Il compenso percepito va sottoposto a tassazione per assimilazione al reddito di lavoro dipendente, perché così espressamente previsto dalle norme fiscali (articolo 53, comma 1, Tuir).
La Corte di cassazione, con sentenza 18031 del 14 settembre 2016, statuisce che è legittimo l’assoggettamento a tassazione del “compenso percepito dai giudici di pace”, per assimilazione ai redditi di lavoro dipendente ex “art. 50, comma primo, lett. f), del d.p.r. 22 dicembre 1986, n. 917”.
Evoluzione processuale della vicenda
La vicenda trae origine dalla notifica di un avviso di accertamento, con il quale l’Agenzia delle Entrate contestava l’omessa presentazione della dichiarazione dei redditi derivanti da erogazioni a titolo di pensione della cassa nazionale di previdenza e assistenza forense e da compensi ricevuti quale giudice di pace per l’anno 2000. Avverso l’atto di accertamento, il contribuente proponeva ricorso prima davanti alla commissione tributaria provinciale, che lo respingeva, poi innanzi alla commissione tributaria regionale che confermava la correttezza dell’operato dell’ufficio.
La pronuncia: tassabilità del corrispettivo percepito dalla magistratura onoraria
La parte ricorrente, quindi, proponeva ricorso per cassazione sostenendo, tra i motivi di ricorso, la tesi della “non tassabilità” del corrispettivo percepito dal giudice di pace (figura istituita con l’articolo 1 della legge 374/1991) per l’espletamento della sua funzione, in ragione:
- del carattere di magistratura onoraria dell’attività svolta
- della natura indennitaria del corrispettivo.
La Corte suprema, investita della controversia, ha affermato che – in tema di Irpef – “il compenso percepito dai giudici di pace vada assoggettato a tassazione, considerato che l’art. 50, comma primo, lett. f), del d.p.r. 22 dicembre 1986, n. 917 assimila ai redditi di lavoro dipendente le indennità, i gettoni di presenza e gli altri compensi corrisposti a tutti coloro che comunque espletano un’attività comportante l’esercizio di pubbliche funzioni”. Pertanto, nel caso di specie, devono inoltre considerarsi irrilevanti le argomentazioni relative alla natura onoraria ed estranea al rapporto di lavoro dipendente dell’attività medesima e al carattere “indennitario”, in senso lato, dell’emolumento percepito, che non costituisce stipendio di un dipendente pubblico. Ci si trova, infatti, dinanzi a una disposizione che, elencando i redditi da ritenere, ai fini fiscali, “assimilati” a quelli di lavoro dipendente, presuppone proprio che si tratti di somme estranee al concetto di reddito di lavoro dipendente in senso stretto.

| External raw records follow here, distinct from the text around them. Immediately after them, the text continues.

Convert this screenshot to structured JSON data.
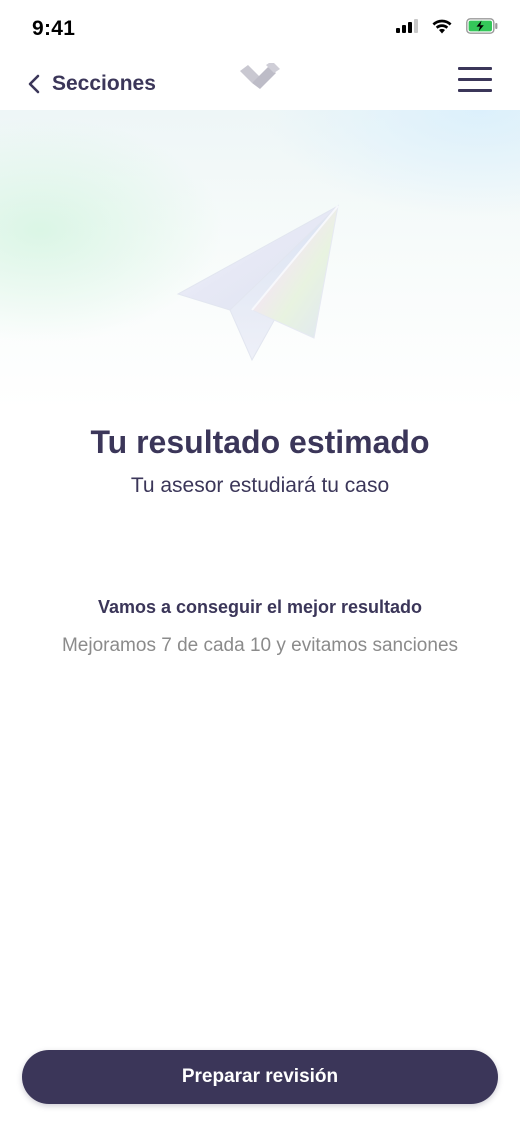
{
  "status": {
    "time": "9:41",
    "icons": [
      "cellular-signal-icon",
      "wifi-icon",
      "battery-charging-icon"
    ]
  },
  "nav": {
    "back_label": "Secciones",
    "logo": "app-logo-icon",
    "menu": "hamburger-menu-icon"
  },
  "hero": {
    "illustration": "paper-plane-icon"
  },
  "content": {
    "title": "Tu resultado estimado",
    "subtitle": "Tu asesor estudiará tu caso",
    "info_heading": "Vamos a conseguir el mejor resultado",
    "info_text": "Mejoramos 7 de cada 10 y evitamos sanciones"
  },
  "actions": {
    "primary_label": "Preparar revisión"
  },
  "colors": {
    "primary": "#3b3659",
    "muted_text": "#8b8b8b",
    "battery_green": "#34c759"
  }
}
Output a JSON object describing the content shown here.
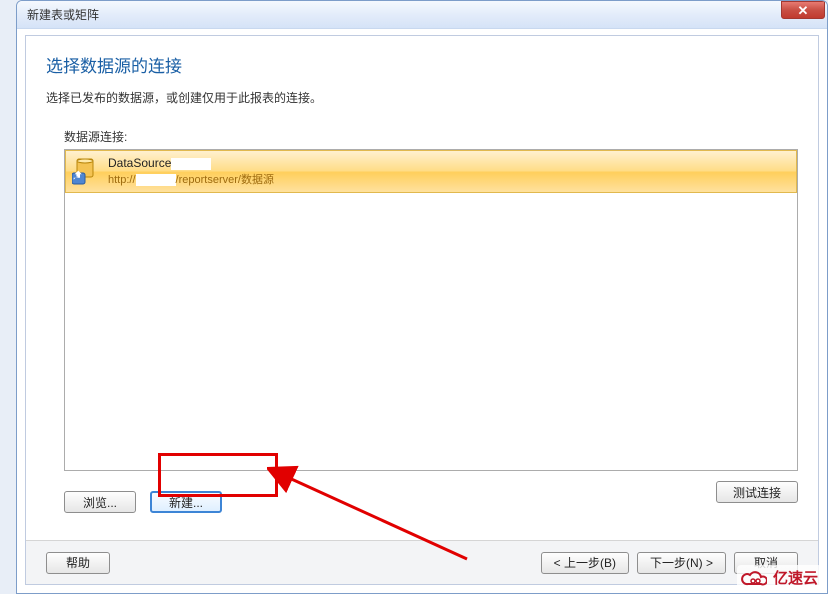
{
  "window": {
    "title": "新建表或矩阵"
  },
  "page": {
    "heading": "选择数据源的连接",
    "description": "选择已发布的数据源，或创建仅用于此报表的连接。",
    "list_label": "数据源连接:"
  },
  "datasource": {
    "name": "DataSource",
    "url_prefix": "http://",
    "url_suffix": "/reportserver/数据源"
  },
  "buttons": {
    "browse": "浏览...",
    "new": "新建...",
    "test": "测试连接",
    "help": "帮助",
    "back": "< 上一步(B)",
    "next": "下一步(N) >",
    "cancel": "取消"
  },
  "watermark": "亿速云"
}
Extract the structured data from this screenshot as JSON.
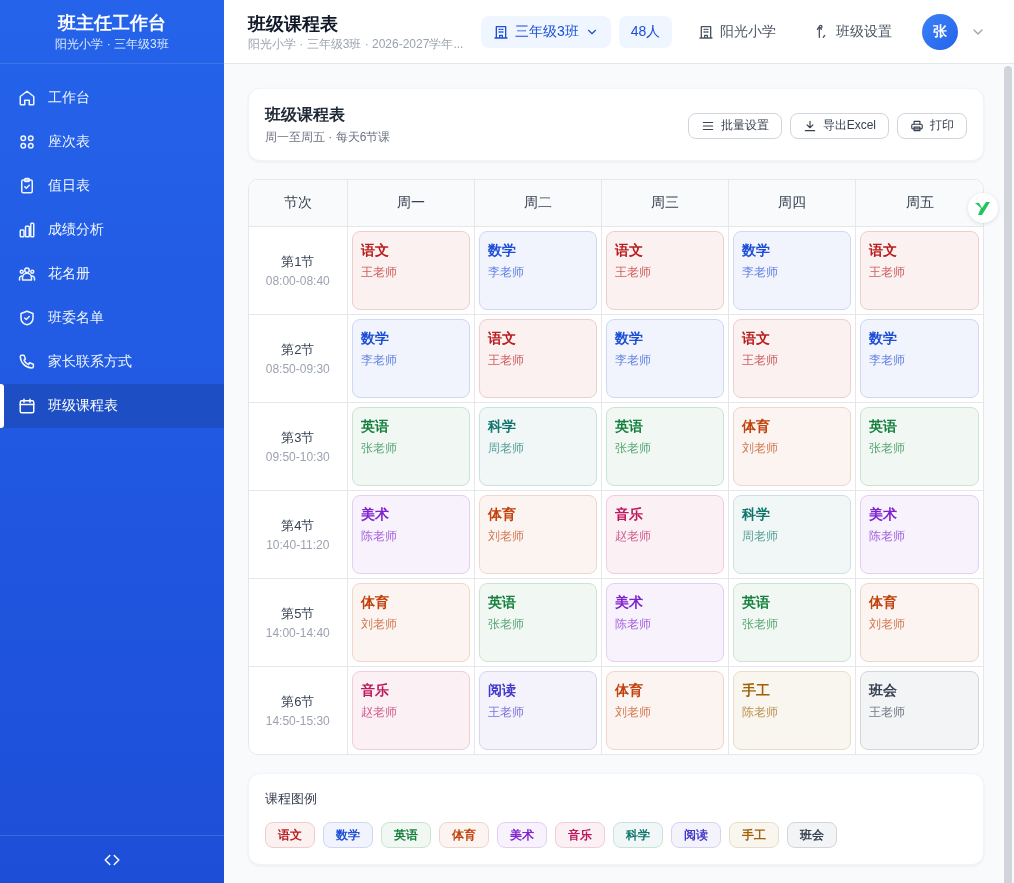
{
  "sidebar": {
    "title": "班主任工作台",
    "subtitle": "阳光小学 · 三年级3班",
    "items": [
      {
        "label": "工作台",
        "selected": false
      },
      {
        "label": "座次表",
        "selected": false
      },
      {
        "label": "值日表",
        "selected": false
      },
      {
        "label": "成绩分析",
        "selected": false
      },
      {
        "label": "花名册",
        "selected": false
      },
      {
        "label": "班委名单",
        "selected": false
      },
      {
        "label": "家长联系方式",
        "selected": false
      },
      {
        "label": "班级课程表",
        "selected": true
      }
    ]
  },
  "header": {
    "title": "班级课程表",
    "subtitle": "阳光小学 · 三年级3班 · 2026-2027学年...",
    "class_selector": "三年级3班",
    "student_count": "48人",
    "school": "阳光小学",
    "settings": "班级设置",
    "avatar": "张"
  },
  "schedule": {
    "title": "班级课程表",
    "subtitle": "周一至周五 · 每天6节课",
    "buttons": [
      "批量设置",
      "导出Excel",
      "打印"
    ],
    "period_header": "节次",
    "columns": [
      "周一",
      "周二",
      "周三",
      "周四",
      "周五"
    ],
    "rows": [
      {
        "period": "第1节",
        "time": "08:00-08:40",
        "cells": [
          {
            "subject": "语文",
            "teacher": "王老师",
            "color": "#b91c1c"
          },
          {
            "subject": "数学",
            "teacher": "李老师",
            "color": "#1d4ed8"
          },
          {
            "subject": "语文",
            "teacher": "王老师",
            "color": "#b91c1c"
          },
          {
            "subject": "数学",
            "teacher": "李老师",
            "color": "#1d4ed8"
          },
          {
            "subject": "语文",
            "teacher": "王老师",
            "color": "#b91c1c"
          }
        ]
      },
      {
        "period": "第2节",
        "time": "08:50-09:30",
        "cells": [
          {
            "subject": "数学",
            "teacher": "李老师",
            "color": "#1d4ed8"
          },
          {
            "subject": "语文",
            "teacher": "王老师",
            "color": "#b91c1c"
          },
          {
            "subject": "数学",
            "teacher": "李老师",
            "color": "#1d4ed8"
          },
          {
            "subject": "语文",
            "teacher": "王老师",
            "color": "#b91c1c"
          },
          {
            "subject": "数学",
            "teacher": "李老师",
            "color": "#1d4ed8"
          }
        ]
      },
      {
        "period": "第3节",
        "time": "09:50-10:30",
        "cells": [
          {
            "subject": "英语",
            "teacher": "张老师",
            "color": "#15803d"
          },
          {
            "subject": "科学",
            "teacher": "周老师",
            "color": "#0f766e"
          },
          {
            "subject": "英语",
            "teacher": "张老师",
            "color": "#15803d"
          },
          {
            "subject": "体育",
            "teacher": "刘老师",
            "color": "#c2410c"
          },
          {
            "subject": "英语",
            "teacher": "张老师",
            "color": "#15803d"
          }
        ]
      },
      {
        "period": "第4节",
        "time": "10:40-11:20",
        "cells": [
          {
            "subject": "美术",
            "teacher": "陈老师",
            "color": "#7e22ce"
          },
          {
            "subject": "体育",
            "teacher": "刘老师",
            "color": "#c2410c"
          },
          {
            "subject": "音乐",
            "teacher": "赵老师",
            "color": "#be185d"
          },
          {
            "subject": "科学",
            "teacher": "周老师",
            "color": "#0f766e"
          },
          {
            "subject": "美术",
            "teacher": "陈老师",
            "color": "#7e22ce"
          }
        ]
      },
      {
        "period": "第5节",
        "time": "14:00-14:40",
        "cells": [
          {
            "subject": "体育",
            "teacher": "刘老师",
            "color": "#c2410c"
          },
          {
            "subject": "英语",
            "teacher": "张老师",
            "color": "#15803d"
          },
          {
            "subject": "美术",
            "teacher": "陈老师",
            "color": "#7e22ce"
          },
          {
            "subject": "英语",
            "teacher": "张老师",
            "color": "#15803d"
          },
          {
            "subject": "体育",
            "teacher": "刘老师",
            "color": "#c2410c"
          }
        ]
      },
      {
        "period": "第6节",
        "time": "14:50-15:30",
        "cells": [
          {
            "subject": "音乐",
            "teacher": "赵老师",
            "color": "#be185d"
          },
          {
            "subject": "阅读",
            "teacher": "王老师",
            "color": "#4338ca"
          },
          {
            "subject": "体育",
            "teacher": "刘老师",
            "color": "#c2410c"
          },
          {
            "subject": "手工",
            "teacher": "陈老师",
            "color": "#a16207"
          },
          {
            "subject": "班会",
            "teacher": "王老师",
            "color": "#374151"
          }
        ]
      }
    ]
  },
  "legend": {
    "title": "课程图例",
    "items": [
      {
        "label": "语文",
        "color": "#b91c1c"
      },
      {
        "label": "数学",
        "color": "#1d4ed8"
      },
      {
        "label": "英语",
        "color": "#15803d"
      },
      {
        "label": "体育",
        "color": "#c2410c"
      },
      {
        "label": "美术",
        "color": "#7e22ce"
      },
      {
        "label": "音乐",
        "color": "#be185d"
      },
      {
        "label": "科学",
        "color": "#0f766e"
      },
      {
        "label": "阅读",
        "color": "#4338ca"
      },
      {
        "label": "手工",
        "color": "#a16207"
      },
      {
        "label": "班会",
        "color": "#374151"
      }
    ]
  }
}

Allo stesso modo si era già espressa l’Amministrazione finanziaria, con la risoluzione 363/2007, per mezzo della quale aveva affermato che “l’art. 50, comma 1, lett. f) del TUIR, statuisce che l’assimilazione ai redditi di lavoro dipendente si applica alle “indennità, i gettoni di presenza e gli altri compensi corrisposti… dallo Stato… per l’esercizio di pubbliche funzioni, sempre che le prestazioni non siano rese da soggetti che esercitano un’arte o professione di cui all’art. 49, comma 1, (oggi art. 53) e non siano effettuate nell’esercizio di impresa commerciale” nonché ai “compensi corrisposti ai membri delle commissioni tributarie, ai giudici di pace e agli esperti del tribunale di sorveglianza, ad esclusione di quelli che per legge devono essere riversati allo Stato””.
Il legislatore tributario ha inteso, in tal modo, disciplinare in maniera specifica i compensi percepiti dalle categorie di giudici onorari espressamente individuate nel richiamato articolo 50 (membri delle commissioni tributarie, giudici di pace, esperti di tribunale di sorveglianza), diverso da quello riservato alla generalità dei compensi corrisposti per l’esercizio di pubbliche funzioni. Tali compensi, infatti, devono essere considerati quali redditi assimilati a quelli di lavoro dipendente, ancorché le prestazioni siano rese da soggetti che esercitano un’arte o una professione di cui all’articolo 53, comma 1, del Tuir.
In conclusione, a giudizio della Corte suprema, nel caso di specie, la sentenza impugnata ha correttamente evidenziato come i compensi riscossi dai giudici di pace vadano assoggettati all’imposta sui redditi delle persone fisiche per espressa previsione dell’articolo 50, sopra più volte richiamato, a nulla rilevando il carattere di magistratura onoraria dell’attività svolta e la natura del corrispettivo.